M&M’s was one of the first brands to be on TV and have characters as spokespeople. M&M’s was also a leader in social media adoption in comparison to other Mars Chocolate brands. Only Snickers had a Facebook page around the same time as M&M’s, in 2008, and M&M’s was the first Mars Chocolate brand to activate on Twitter by over a year, also in 2008.
We are constantly alert to what’s going on in the world and make sure we’re part of pop culture. We want to make sure the brand remains cool for our consumers.
What response are you seeing from social media?
In 2015, M&M’s Facebook page had a 7.29% engagement rate. Latest industry data states a 1.75% average engagement rate for CPG brands – making M&M’s four-times more engaging than the industry standard. On Twitter, we saw a 4.26% engagement rate and more than 411,000 engagements with our content in 2015. Our Instagram account ended the year with more than 219,000 engagements.
Nielsen data shows chocolate consumption is down 1.9% in the U.S. Are you doing anything different to market to health-conscious consumers?
In the bite-size segment, consumption is not down. Consumers are still consuming bite-size [candy] because it is portionable and they can decide how many they eat. And we have resealable packs so they can control how much they eat.
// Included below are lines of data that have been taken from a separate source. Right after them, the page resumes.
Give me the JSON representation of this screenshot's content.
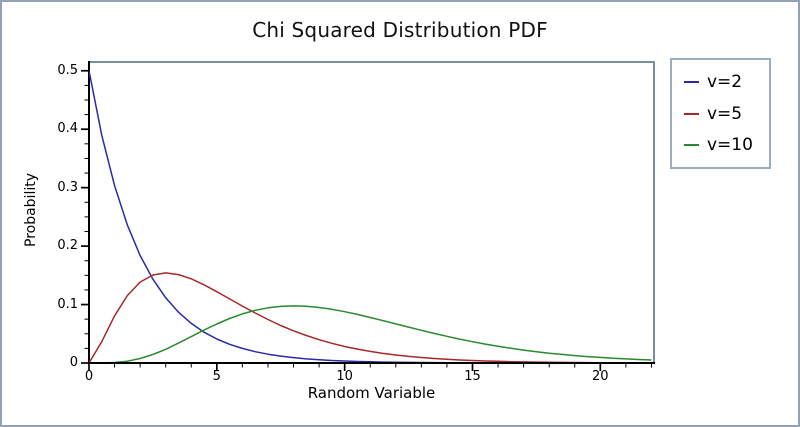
{
  "title": "Chi Squared Distribution PDF",
  "axes": {
    "x": {
      "label": "Random Variable",
      "ticks": [
        {
          "value": 0,
          "label": "0"
        },
        {
          "value": 5,
          "label": "5"
        },
        {
          "value": 10,
          "label": "10"
        },
        {
          "value": 15,
          "label": "15"
        },
        {
          "value": 20,
          "label": "20"
        }
      ],
      "minor_step": 1,
      "minor_max": 22
    },
    "y": {
      "label": "Probability",
      "ticks": [
        {
          "value": 0,
          "label": "0"
        },
        {
          "value": 0.1,
          "label": "0.1"
        },
        {
          "value": 0.2,
          "label": "0.2"
        },
        {
          "value": 0.3,
          "label": "0.3"
        },
        {
          "value": 0.4,
          "label": "0.4"
        },
        {
          "value": 0.5,
          "label": "0.5"
        }
      ],
      "minor_step": 0.025,
      "minor_max": 0.5
    }
  },
  "style": {
    "window_border_color": "#93a2b6",
    "plot_frame_color": "#7d8da3",
    "axis_color": "#000000",
    "legend_border_color": "#9fadbe",
    "text_color": "#000000"
  },
  "chart_data": {
    "type": "line",
    "title": "Chi Squared Distribution PDF",
    "xlabel": "Random Variable",
    "ylabel": "Probability",
    "xlim": [
      0,
      22.1
    ],
    "ylim": [
      0,
      0.515
    ],
    "grid": false,
    "legend_position": "outside-right",
    "x_start": 0,
    "x_step": 0.5,
    "series": [
      {
        "name": "v=2",
        "df": 2,
        "color": "#2a2aab",
        "values": [
          0.5,
          0.3894,
          0.3033,
          0.2362,
          0.1839,
          0.1433,
          0.1116,
          0.0869,
          0.0677,
          0.0527,
          0.041,
          0.032,
          0.0249,
          0.0194,
          0.0151,
          0.0118,
          0.0092,
          0.0071,
          0.0056,
          0.0043,
          0.0034,
          0.0026,
          0.002,
          0.0016,
          0.0012,
          0.001,
          0.0008,
          0.0006,
          0.0005,
          0.0004,
          0.0003,
          0.0002,
          0.0002,
          0.0001,
          0.0001,
          0.0001,
          0.0001,
          0,
          0,
          0,
          0,
          0,
          0,
          0,
          0
        ]
      },
      {
        "name": "v=5",
        "df": 5,
        "color": "#a62a2a",
        "values": [
          0,
          0.0366,
          0.0807,
          0.1154,
          0.1384,
          0.1506,
          0.1542,
          0.1513,
          0.144,
          0.1338,
          0.122,
          0.1097,
          0.0973,
          0.0855,
          0.0744,
          0.0642,
          0.0551,
          0.047,
          0.0399,
          0.0337,
          0.0283,
          0.0237,
          0.0198,
          0.0165,
          0.0137,
          0.0113,
          0.0094,
          0.0077,
          0.0064,
          0.0052,
          0.0043,
          0.0035,
          0.0029,
          0.0023,
          0.0019,
          0.0015,
          0.0013,
          0.001,
          0.0008,
          0.0007,
          0.0005,
          0.0004,
          0.0004,
          0.0003,
          0.0002
        ]
      },
      {
        "name": "v=10",
        "df": 10,
        "color": "#2a8a2e",
        "values": [
          0,
          0.0001,
          0.0008,
          0.0031,
          0.0077,
          0.0146,
          0.0235,
          0.034,
          0.0451,
          0.0563,
          0.0668,
          0.0762,
          0.084,
          0.0901,
          0.0944,
          0.0969,
          0.0977,
          0.097,
          0.0949,
          0.0918,
          0.0877,
          0.0831,
          0.0779,
          0.0725,
          0.0669,
          0.0614,
          0.0559,
          0.0506,
          0.0456,
          0.0409,
          0.0365,
          0.0324,
          0.0286,
          0.0252,
          0.0221,
          0.0193,
          0.0168,
          0.0147,
          0.0127,
          0.011,
          0.0095,
          0.0081,
          0.007,
          0.006,
          0.0051
        ]
      }
    ]
  }
}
How are you marketing to millennials?
One of the biggest evolutions [in our marketing strategy] is looking at how millennials want to be talked to. There was a reason we launched our 75th anniversary campaign with "The Candy Man" song. Who is our audience? Millennials and Generation Z. What do they do? They listen to music. Where do they listen to music? iTunes and Spotify. After we launched the song, we put the music video on YouTube, and launched it on TV at the Grammys.
We’re also working with social influencers millennials respect and want to laugh with, such as Emma Roberts. For that audience, authenticity is important.
How do you decide when to respond in real time? What was the strategy during Chris Christie's M&M’s-gate?
We respond when it makes sense. If we don’t respond, it’s because [we think] the consumer is not interested in what we have to say. Weber Shandwick supports social for M&M’s, looks at opportunities on a case-by-case basis, and decides whether or not to [respond]. [In the case of Chris Christie], this was not about the brand, it was about him. In responding to situations like this, we ask: would Red or Yellow have anything to say about that?
What agencies do you work with?
Weber is PR AOR for Mars Chocolate, BBDO is AOR for advertising.